Il y a aussi, au Mirage Festival, un robot dont on ne sait pas bien s’il construit ou déconstruit. Le titre de cette installation aux allures de ruine contemporaine, Cénotaphes, renvoie notamment à ces monuments funéraires dépourvus de corps, et plus pécisément aux dessins d’architectures qu’Étienne-Louis Boullée jamais ne construisit. Il s’avère que l’auteur de Cénotaphes, Thomas Garnier, a étudié l’architecture avant de poursuivre au Fresnoy où l’œuvre a été produite. Il l’envisage tel une forme d’hommage à ces bâtiments ou quartiers entiers qui restent à l’état de constructions inachevées. Le simple fait qu’ils n’aient jamais abrité quiconque ou quoi que ce soit, ne serait-ce qu’une idée, leur confère un aspect quelque peu sculptural. Quand il n’y a plus que dans l’art que l’inutile soit accepté, et même parfois apprécié. Ou quand le temps de la ville, celui-là des architectes ou urbanistes, ne s’accorde plus guère avec le rythme effréné dicté par les usages numériques émergeants. Car il est, bien au-delà des crises économiques ou politiques qui sont à l’origine de bien des inachèvements, des bâtiments qui s’avèrent obsolètes avant même leur livraison. Les immeubles de bureaux en construction ne seraient-ils pas tous menacés par le télétravail qui pourrait les figer comme autant de sculptures en hommage au temps d’avant ? Nous avions alors des collègues de bureau avec des téléphones filaires !

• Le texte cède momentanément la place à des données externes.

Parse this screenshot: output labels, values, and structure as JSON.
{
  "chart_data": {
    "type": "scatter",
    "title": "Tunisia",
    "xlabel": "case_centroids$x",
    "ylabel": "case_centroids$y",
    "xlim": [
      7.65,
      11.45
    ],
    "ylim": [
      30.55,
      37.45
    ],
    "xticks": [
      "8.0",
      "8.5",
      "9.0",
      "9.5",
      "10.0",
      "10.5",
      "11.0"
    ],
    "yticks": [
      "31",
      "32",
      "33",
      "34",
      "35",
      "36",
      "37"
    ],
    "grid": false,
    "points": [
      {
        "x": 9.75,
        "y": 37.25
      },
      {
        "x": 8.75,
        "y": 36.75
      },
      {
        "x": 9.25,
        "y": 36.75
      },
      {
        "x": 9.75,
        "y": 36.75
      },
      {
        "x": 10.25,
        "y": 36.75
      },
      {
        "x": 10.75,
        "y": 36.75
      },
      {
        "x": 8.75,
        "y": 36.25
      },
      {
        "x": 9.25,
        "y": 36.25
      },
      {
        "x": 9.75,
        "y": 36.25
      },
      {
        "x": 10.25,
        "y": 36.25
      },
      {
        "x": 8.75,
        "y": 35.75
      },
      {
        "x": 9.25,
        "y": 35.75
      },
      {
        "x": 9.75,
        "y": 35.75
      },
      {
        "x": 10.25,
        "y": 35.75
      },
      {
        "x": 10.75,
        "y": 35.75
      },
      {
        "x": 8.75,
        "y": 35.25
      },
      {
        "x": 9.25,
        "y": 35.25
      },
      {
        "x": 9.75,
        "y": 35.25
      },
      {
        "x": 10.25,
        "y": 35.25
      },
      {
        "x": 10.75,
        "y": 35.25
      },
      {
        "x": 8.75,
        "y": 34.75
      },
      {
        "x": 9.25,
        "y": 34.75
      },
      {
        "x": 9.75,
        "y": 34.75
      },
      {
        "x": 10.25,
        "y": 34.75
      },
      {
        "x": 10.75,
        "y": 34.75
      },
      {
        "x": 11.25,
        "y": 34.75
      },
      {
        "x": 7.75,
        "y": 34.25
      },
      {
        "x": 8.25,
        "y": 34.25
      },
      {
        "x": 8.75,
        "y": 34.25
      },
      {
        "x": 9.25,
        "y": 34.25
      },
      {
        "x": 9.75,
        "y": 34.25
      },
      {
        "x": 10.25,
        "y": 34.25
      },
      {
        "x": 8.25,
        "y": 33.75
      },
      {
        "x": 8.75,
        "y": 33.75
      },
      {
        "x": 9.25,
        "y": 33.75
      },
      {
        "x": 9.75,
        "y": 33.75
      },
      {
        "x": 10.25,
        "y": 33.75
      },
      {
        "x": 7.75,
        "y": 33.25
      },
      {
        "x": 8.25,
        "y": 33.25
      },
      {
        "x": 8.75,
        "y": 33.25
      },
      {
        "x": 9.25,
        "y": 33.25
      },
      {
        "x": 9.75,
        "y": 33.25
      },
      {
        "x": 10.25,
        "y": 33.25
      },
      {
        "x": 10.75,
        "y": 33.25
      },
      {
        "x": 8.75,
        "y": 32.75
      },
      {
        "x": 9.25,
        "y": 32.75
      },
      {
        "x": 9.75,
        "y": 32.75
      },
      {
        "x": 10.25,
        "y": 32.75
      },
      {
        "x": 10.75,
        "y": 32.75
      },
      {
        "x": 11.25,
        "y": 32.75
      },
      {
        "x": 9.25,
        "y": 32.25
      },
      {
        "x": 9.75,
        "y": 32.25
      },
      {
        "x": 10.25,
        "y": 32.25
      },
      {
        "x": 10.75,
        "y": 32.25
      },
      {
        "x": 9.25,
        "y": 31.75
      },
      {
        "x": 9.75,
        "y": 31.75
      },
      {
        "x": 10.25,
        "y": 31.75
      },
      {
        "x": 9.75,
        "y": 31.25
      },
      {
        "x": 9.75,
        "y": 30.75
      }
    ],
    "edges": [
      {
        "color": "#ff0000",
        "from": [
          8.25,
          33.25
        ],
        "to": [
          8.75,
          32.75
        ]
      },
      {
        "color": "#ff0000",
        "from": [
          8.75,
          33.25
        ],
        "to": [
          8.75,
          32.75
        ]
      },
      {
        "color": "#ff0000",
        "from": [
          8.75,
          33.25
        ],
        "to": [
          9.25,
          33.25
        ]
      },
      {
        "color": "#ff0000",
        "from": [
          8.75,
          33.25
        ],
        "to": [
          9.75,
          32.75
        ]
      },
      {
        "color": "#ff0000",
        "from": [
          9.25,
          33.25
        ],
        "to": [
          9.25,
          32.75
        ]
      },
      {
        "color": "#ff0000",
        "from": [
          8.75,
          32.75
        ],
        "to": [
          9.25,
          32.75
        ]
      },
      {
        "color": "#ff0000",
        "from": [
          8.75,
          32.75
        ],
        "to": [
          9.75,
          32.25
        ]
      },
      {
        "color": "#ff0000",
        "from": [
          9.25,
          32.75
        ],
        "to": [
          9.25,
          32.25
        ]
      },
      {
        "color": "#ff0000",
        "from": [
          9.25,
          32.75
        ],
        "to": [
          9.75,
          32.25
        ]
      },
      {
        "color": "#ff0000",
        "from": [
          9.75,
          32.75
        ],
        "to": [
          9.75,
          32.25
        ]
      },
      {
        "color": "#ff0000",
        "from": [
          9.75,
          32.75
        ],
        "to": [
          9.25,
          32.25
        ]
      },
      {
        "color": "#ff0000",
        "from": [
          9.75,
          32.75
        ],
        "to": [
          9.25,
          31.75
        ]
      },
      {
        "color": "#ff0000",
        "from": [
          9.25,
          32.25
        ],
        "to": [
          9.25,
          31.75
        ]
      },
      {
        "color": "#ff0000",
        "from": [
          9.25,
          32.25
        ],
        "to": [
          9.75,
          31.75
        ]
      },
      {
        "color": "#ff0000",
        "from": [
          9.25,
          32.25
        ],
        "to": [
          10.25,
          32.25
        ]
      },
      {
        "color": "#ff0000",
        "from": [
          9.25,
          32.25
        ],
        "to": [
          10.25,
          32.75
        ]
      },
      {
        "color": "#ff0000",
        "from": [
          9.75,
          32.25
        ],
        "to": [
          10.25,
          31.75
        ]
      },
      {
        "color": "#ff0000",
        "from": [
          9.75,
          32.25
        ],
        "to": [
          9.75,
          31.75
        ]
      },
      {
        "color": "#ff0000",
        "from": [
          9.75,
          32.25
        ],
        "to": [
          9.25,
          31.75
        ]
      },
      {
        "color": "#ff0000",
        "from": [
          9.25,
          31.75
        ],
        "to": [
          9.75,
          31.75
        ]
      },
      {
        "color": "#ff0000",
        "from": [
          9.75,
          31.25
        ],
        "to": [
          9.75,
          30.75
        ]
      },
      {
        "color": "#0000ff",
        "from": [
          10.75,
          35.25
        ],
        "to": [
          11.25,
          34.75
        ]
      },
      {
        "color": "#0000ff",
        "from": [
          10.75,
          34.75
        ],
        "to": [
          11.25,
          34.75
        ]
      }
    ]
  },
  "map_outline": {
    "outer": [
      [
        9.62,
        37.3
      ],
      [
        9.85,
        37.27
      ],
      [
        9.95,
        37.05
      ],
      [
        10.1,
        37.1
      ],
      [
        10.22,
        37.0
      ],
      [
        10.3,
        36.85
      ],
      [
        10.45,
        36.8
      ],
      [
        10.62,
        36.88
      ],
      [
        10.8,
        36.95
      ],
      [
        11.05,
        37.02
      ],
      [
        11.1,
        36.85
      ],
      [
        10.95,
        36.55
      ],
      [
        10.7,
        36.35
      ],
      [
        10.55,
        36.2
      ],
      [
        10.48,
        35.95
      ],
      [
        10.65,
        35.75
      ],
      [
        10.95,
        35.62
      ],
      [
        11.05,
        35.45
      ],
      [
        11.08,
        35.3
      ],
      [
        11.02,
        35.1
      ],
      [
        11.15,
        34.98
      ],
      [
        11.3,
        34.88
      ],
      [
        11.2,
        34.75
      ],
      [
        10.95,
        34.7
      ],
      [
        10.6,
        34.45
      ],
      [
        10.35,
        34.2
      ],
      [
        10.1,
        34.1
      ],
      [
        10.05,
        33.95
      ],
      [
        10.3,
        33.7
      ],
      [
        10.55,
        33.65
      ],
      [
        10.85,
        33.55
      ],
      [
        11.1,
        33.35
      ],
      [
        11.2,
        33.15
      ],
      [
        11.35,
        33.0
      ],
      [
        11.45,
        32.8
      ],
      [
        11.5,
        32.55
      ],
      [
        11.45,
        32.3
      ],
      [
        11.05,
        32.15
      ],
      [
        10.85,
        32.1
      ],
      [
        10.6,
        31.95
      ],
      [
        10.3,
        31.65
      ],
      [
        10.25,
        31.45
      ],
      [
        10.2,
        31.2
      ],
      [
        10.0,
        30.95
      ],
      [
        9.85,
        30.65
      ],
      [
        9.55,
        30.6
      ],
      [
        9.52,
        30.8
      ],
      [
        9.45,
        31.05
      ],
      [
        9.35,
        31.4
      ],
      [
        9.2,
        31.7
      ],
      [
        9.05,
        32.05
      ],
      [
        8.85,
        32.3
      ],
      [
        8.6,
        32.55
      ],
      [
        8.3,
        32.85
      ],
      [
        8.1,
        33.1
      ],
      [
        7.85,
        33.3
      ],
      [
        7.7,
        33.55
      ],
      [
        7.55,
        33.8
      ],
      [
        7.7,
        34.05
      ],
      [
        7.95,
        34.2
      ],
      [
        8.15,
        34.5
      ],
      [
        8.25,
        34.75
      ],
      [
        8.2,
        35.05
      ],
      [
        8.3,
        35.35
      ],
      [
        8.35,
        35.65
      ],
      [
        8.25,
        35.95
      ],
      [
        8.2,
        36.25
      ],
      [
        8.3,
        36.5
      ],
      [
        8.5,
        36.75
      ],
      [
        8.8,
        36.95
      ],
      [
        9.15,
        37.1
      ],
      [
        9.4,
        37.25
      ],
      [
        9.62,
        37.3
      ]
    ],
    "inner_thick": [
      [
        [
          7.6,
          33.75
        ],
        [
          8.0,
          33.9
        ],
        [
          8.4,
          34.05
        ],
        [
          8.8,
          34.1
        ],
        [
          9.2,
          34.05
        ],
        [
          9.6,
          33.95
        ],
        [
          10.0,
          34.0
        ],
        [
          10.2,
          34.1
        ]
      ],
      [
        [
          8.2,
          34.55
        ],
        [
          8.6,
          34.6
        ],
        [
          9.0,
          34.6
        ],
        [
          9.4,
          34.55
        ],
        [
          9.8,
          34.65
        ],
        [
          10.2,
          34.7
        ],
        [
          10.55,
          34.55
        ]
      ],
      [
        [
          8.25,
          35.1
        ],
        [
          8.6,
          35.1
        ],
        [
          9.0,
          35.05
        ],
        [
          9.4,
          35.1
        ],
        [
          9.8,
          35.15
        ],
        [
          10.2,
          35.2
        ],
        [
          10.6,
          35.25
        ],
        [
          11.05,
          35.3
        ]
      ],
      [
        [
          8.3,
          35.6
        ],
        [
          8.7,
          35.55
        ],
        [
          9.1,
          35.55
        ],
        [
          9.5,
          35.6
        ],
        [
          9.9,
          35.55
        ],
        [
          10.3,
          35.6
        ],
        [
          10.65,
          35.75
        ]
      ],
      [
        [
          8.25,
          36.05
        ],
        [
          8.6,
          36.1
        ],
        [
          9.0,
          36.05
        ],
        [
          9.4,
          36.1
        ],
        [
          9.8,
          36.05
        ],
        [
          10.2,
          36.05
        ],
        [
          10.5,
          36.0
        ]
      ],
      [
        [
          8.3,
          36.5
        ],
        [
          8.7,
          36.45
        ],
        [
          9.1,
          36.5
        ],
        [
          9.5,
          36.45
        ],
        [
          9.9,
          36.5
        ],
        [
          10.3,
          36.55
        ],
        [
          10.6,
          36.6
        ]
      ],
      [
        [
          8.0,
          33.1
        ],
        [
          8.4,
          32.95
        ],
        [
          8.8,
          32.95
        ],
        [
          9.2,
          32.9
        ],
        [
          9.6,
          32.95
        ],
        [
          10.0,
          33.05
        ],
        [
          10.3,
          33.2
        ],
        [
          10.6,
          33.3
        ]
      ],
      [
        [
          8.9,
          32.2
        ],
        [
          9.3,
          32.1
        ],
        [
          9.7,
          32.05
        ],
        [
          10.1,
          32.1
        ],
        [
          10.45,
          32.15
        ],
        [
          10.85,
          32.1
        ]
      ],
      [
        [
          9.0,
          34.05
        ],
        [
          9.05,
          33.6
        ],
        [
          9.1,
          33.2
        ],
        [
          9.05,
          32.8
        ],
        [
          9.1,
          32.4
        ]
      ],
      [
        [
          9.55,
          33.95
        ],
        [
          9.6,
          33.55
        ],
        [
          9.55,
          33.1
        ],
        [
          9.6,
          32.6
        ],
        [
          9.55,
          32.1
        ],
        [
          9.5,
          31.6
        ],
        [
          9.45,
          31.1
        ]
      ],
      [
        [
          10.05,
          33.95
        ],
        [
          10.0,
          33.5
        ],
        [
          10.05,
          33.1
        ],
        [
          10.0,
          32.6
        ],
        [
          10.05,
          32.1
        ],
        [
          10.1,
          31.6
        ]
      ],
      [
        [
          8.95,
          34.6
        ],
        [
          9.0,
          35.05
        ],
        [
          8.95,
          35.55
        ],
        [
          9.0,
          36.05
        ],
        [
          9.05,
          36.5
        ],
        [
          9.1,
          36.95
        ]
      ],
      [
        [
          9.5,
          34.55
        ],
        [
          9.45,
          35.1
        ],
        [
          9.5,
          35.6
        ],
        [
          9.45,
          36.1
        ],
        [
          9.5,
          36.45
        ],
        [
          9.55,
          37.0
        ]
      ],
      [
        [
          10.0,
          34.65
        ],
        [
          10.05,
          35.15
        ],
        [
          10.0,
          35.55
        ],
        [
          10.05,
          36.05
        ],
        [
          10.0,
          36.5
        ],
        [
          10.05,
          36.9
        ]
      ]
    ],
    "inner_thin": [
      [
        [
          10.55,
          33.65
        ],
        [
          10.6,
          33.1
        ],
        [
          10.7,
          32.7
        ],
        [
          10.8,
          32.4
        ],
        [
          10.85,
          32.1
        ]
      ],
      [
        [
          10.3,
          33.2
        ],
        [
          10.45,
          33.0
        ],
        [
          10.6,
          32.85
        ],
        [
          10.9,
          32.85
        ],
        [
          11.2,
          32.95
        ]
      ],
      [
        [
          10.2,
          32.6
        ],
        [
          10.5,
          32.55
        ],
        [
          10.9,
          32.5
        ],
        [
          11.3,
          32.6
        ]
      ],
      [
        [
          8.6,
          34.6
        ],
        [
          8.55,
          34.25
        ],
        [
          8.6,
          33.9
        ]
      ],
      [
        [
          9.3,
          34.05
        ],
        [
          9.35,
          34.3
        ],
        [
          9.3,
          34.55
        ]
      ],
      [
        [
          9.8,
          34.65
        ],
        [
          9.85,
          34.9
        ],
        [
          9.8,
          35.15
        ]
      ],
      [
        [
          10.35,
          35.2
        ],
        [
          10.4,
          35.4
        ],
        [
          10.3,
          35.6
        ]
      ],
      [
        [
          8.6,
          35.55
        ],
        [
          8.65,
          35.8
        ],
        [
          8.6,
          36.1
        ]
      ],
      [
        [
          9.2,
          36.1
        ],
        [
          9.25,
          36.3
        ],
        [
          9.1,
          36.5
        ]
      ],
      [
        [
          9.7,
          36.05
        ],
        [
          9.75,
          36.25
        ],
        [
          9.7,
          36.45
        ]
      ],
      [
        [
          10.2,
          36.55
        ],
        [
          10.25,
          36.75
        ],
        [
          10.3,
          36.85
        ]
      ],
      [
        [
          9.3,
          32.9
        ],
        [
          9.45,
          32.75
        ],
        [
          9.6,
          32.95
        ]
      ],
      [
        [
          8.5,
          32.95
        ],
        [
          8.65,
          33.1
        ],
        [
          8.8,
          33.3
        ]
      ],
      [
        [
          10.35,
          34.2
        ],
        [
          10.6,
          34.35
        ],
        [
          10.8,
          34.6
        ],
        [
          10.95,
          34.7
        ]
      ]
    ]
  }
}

Toujours au sein des Subsistances, une autre exposition signée par la curatrice québécoise Nathalie Bachand spécule sur la possible fin du Web. Un système qui n’a qu’une trentaine d’années d’existence et voilà, alors nous ne pouvons plus nous en passer, qu’on nous en annonce déjà son hypothétique effondrement. Partant de ce postulat, les artistes Dominique Sirois et Baron Lanteigne se sont associés pour concevoir l’installation In Extremis où de la céramique, un matériau permettant ordinairement aux archéologues de mieux connaître les civilisations anciennes, est associée à des écrans qui commencent déjà à dysfonctionner. Quand des ossements, dans l’image, semblent se poursuivirent au-delà des écrans et que le temps, ici suspendu, là ne cesse de ralentir. Comme si le processus était enclenché et qu’il fallait nous préparer à d’autres temporalités. Car c’est peut-être sur le temps que le Web n’a cessé d’agir de plus en plus durablement. Et ce n’est peut-être pas un hasard s’il a été inventé au CERN, là où on accélère des particules à l’extrême pour mieux comprendre la création du monde. Quant à son inventeur, Tim Berners-Lee, comment aurait-il pu imaginer la portée de son invention ? Interviewé récemment à ce propos par un journaliste du Monde, il a confié qu’il « serait idiot de penser que son état actuel est son évolution ultime. Il n’est pas trop tard pour changer le Web ».